J'aime beaucoup les belle histoires. Pas vous? Les belles histoires, il n'y a que ça de vrai dans la vie. Celle que vous allez lire n'est pas de moi. Elle est issue d'un très beau livre de Thierry Pasquier, "LE GUERRIER INTERIEUR". Je vous cite un extrait, car quand on est chef d'entreprise ou ministre, ou chef d'Etat, on a peut-être tendance à oublier ce qu'il y a autour de nous ainsi que les gens que nous aimons. Cela fait du bien de se rappeler les choses les plus authentiques de la vie. Je les avait oubliés moi-même, je les applique autant que possible maintenant. Je fais attention. J'éssaie d'être le plus disponible possible.Voici l'histoire, il était une fois....

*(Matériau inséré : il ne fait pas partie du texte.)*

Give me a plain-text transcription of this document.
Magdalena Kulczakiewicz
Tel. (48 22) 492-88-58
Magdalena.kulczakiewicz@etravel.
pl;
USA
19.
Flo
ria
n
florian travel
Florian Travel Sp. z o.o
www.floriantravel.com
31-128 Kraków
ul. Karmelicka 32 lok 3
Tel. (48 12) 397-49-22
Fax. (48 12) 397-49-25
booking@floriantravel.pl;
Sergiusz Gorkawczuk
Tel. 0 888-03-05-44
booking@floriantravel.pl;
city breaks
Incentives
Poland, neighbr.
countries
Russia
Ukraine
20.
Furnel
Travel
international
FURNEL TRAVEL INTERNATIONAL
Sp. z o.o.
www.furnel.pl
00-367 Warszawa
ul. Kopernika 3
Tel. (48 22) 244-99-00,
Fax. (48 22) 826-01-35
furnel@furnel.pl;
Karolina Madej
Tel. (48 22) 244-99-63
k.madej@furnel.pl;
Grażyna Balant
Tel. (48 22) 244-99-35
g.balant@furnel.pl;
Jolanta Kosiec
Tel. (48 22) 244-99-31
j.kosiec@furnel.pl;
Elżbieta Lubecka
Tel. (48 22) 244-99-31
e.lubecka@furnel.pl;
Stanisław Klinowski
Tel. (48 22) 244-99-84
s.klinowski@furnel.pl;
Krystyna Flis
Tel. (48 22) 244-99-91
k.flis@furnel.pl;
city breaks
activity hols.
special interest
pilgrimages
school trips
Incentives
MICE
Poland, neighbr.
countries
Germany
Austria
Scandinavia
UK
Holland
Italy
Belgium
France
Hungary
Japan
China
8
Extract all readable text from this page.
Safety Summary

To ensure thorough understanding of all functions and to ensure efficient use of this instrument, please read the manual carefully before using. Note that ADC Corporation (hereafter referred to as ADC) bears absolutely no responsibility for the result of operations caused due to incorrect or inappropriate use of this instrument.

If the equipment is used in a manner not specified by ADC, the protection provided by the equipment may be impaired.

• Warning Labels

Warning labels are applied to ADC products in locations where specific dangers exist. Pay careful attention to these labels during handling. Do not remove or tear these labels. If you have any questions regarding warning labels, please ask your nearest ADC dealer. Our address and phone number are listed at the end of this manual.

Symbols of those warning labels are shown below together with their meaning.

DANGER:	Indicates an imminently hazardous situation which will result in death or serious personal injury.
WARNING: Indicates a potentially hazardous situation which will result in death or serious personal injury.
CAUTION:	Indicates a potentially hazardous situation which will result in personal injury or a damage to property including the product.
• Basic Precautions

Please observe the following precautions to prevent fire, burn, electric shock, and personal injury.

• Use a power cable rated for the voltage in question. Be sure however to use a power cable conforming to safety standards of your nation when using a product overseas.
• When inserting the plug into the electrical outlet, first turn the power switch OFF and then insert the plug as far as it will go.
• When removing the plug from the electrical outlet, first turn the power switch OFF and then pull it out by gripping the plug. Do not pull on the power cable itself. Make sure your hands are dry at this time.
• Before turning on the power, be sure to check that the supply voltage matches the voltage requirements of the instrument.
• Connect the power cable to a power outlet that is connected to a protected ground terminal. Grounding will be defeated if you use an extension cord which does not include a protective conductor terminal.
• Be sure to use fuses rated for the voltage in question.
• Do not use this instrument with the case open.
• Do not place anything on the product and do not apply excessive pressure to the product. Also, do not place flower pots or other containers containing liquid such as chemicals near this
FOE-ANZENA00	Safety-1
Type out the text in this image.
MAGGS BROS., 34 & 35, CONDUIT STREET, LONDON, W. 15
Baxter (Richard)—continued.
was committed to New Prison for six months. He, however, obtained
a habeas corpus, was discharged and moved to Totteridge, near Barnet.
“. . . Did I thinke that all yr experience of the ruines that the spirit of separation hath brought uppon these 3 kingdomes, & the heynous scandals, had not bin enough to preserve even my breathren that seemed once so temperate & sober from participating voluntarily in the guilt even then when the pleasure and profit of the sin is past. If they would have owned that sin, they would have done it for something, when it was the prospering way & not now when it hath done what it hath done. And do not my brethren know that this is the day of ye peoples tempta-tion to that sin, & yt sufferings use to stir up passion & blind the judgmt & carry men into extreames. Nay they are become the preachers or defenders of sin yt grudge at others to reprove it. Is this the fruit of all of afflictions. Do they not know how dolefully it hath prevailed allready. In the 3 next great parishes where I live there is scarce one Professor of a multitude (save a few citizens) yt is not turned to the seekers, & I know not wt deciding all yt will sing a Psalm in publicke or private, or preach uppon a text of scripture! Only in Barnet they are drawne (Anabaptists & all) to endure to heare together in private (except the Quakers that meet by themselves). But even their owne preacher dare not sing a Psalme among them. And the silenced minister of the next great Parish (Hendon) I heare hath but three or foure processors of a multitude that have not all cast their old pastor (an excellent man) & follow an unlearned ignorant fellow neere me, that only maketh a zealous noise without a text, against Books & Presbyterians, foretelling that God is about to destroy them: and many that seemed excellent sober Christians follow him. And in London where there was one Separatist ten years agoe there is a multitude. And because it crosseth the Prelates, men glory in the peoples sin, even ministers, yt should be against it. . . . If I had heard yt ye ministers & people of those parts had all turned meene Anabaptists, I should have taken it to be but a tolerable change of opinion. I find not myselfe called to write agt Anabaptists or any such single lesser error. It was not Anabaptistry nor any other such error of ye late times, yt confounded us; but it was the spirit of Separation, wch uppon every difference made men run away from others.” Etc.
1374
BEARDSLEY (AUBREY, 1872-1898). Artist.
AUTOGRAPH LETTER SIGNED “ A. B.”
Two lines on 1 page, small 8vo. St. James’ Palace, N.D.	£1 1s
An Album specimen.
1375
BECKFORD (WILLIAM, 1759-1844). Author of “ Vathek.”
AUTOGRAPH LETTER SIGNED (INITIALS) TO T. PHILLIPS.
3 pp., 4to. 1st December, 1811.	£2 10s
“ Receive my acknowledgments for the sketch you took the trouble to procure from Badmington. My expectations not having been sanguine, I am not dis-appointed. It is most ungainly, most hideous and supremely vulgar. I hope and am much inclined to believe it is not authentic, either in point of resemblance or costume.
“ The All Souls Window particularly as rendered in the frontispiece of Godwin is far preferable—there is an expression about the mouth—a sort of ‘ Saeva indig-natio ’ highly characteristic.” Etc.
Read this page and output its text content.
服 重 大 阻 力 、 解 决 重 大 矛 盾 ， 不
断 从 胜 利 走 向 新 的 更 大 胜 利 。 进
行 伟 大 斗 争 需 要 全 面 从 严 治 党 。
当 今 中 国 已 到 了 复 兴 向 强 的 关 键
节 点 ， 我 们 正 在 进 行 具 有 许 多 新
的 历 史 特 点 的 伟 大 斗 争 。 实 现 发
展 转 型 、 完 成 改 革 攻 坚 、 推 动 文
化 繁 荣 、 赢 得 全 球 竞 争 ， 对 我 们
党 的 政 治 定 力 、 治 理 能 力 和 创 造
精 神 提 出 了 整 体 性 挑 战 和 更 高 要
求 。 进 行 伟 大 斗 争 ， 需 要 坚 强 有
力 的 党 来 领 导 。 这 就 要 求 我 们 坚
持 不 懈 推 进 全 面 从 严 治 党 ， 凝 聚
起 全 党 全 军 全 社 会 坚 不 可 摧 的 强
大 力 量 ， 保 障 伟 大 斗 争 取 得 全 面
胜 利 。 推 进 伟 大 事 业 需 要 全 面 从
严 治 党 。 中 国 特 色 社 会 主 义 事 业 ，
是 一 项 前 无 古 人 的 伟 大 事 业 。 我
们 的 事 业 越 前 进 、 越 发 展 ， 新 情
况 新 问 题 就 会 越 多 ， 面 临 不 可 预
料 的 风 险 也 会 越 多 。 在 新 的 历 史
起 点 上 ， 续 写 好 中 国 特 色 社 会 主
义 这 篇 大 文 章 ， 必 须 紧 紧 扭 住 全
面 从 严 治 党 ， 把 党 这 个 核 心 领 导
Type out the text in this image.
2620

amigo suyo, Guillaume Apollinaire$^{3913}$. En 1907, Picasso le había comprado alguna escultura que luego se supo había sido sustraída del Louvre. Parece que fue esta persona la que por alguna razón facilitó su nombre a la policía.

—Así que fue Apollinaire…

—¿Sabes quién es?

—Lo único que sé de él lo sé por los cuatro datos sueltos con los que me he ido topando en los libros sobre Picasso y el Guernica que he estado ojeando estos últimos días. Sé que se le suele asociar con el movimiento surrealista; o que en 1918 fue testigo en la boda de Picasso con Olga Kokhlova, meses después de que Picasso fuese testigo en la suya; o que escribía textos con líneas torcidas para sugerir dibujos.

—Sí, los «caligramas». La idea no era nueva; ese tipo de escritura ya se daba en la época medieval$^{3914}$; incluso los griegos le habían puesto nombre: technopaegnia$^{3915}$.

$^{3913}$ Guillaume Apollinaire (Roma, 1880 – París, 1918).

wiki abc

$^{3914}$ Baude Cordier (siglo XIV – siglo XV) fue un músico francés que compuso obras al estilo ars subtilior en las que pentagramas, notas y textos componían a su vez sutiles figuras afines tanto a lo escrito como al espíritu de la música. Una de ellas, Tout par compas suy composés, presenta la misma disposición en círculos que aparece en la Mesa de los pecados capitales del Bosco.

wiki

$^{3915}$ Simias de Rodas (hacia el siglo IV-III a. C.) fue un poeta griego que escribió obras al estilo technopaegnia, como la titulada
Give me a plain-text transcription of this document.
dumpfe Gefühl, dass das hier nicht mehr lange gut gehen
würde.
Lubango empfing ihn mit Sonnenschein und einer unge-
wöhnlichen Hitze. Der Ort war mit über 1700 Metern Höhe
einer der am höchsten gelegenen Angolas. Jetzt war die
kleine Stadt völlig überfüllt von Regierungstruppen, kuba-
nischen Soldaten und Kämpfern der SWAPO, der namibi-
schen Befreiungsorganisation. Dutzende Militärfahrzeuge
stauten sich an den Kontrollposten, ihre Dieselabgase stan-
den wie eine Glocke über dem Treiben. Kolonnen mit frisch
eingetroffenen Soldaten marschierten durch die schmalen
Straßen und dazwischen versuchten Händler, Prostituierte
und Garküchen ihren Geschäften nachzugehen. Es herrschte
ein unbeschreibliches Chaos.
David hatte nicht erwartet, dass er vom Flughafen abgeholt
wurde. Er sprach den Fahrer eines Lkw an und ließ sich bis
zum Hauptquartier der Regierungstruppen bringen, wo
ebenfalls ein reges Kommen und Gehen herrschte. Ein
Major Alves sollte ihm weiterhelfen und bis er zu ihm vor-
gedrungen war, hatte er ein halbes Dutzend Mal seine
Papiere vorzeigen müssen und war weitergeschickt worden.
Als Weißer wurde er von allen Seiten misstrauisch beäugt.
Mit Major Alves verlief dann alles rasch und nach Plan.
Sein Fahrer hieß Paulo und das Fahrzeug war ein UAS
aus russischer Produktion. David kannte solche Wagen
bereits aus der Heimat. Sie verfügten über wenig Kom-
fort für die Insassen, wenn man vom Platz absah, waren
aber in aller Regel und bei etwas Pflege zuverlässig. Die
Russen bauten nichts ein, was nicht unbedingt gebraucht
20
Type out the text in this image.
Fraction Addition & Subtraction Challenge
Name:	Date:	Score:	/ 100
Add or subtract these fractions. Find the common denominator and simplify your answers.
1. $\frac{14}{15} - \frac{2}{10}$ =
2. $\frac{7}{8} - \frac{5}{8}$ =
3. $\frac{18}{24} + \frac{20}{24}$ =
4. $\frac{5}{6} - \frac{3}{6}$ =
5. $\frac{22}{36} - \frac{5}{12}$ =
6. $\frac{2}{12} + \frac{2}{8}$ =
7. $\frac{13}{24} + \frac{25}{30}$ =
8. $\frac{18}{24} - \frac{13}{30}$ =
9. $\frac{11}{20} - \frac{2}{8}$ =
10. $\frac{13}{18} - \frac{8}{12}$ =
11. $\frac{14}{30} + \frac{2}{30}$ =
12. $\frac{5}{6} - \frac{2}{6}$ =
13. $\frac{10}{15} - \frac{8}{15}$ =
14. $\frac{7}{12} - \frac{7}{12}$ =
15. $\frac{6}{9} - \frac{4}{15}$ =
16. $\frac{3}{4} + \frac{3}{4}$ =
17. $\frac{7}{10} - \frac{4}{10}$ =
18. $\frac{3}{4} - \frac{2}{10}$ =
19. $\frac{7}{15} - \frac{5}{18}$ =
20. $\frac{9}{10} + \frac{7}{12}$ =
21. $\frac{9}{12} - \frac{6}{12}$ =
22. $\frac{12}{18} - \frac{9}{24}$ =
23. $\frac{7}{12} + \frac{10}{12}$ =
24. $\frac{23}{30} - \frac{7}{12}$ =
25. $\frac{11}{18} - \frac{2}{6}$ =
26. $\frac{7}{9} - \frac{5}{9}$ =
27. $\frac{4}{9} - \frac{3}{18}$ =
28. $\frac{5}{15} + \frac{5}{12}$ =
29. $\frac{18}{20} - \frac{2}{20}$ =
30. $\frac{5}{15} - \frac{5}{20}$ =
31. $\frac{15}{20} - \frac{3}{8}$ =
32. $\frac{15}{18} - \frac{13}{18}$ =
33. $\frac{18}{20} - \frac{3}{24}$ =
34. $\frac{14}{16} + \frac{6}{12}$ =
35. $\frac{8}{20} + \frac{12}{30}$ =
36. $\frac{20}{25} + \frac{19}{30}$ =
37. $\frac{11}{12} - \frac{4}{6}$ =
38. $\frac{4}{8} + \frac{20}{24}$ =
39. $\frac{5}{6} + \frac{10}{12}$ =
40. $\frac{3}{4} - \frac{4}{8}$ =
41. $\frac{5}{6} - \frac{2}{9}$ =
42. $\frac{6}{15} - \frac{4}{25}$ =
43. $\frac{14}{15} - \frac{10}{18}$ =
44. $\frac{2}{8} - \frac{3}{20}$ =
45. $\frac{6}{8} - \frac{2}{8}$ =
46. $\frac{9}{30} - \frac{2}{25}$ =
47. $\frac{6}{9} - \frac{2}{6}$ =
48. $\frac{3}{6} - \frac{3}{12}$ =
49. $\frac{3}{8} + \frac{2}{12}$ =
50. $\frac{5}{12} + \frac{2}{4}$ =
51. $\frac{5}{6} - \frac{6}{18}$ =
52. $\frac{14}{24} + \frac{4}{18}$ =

Le respect, c'est donner aux autres d'abord ce qu'ils veulent, ce qu'ils peuvent recevoir. C'est réchauffer au lieu de brûler. Alors peut-être certains voudront un peu plus de ce que le guerrier peut leur offrir. Un Guerrier est satisfait d'enseigner à travers ce qu'il fait, en attendant que quelqun, dans son monde, demande davantage. Cette attitude à la fois passionnée, respectueuse et attentive est le secret du bonheur, que cette fable résume:
Un certain négociant envoya un jour son fils apprendre le secret du bonheur auprès du plus sage de tous les hommes, qui vivait retiré dans une île enchantée. Le jeune garçon prit sa barque à voile et navigua pendant quarante jours contre vents et marées. Un matin, il arriva en vue d'une île escarpée et luxuriante, avec un beau chateau au sommet de la montagne insulaire.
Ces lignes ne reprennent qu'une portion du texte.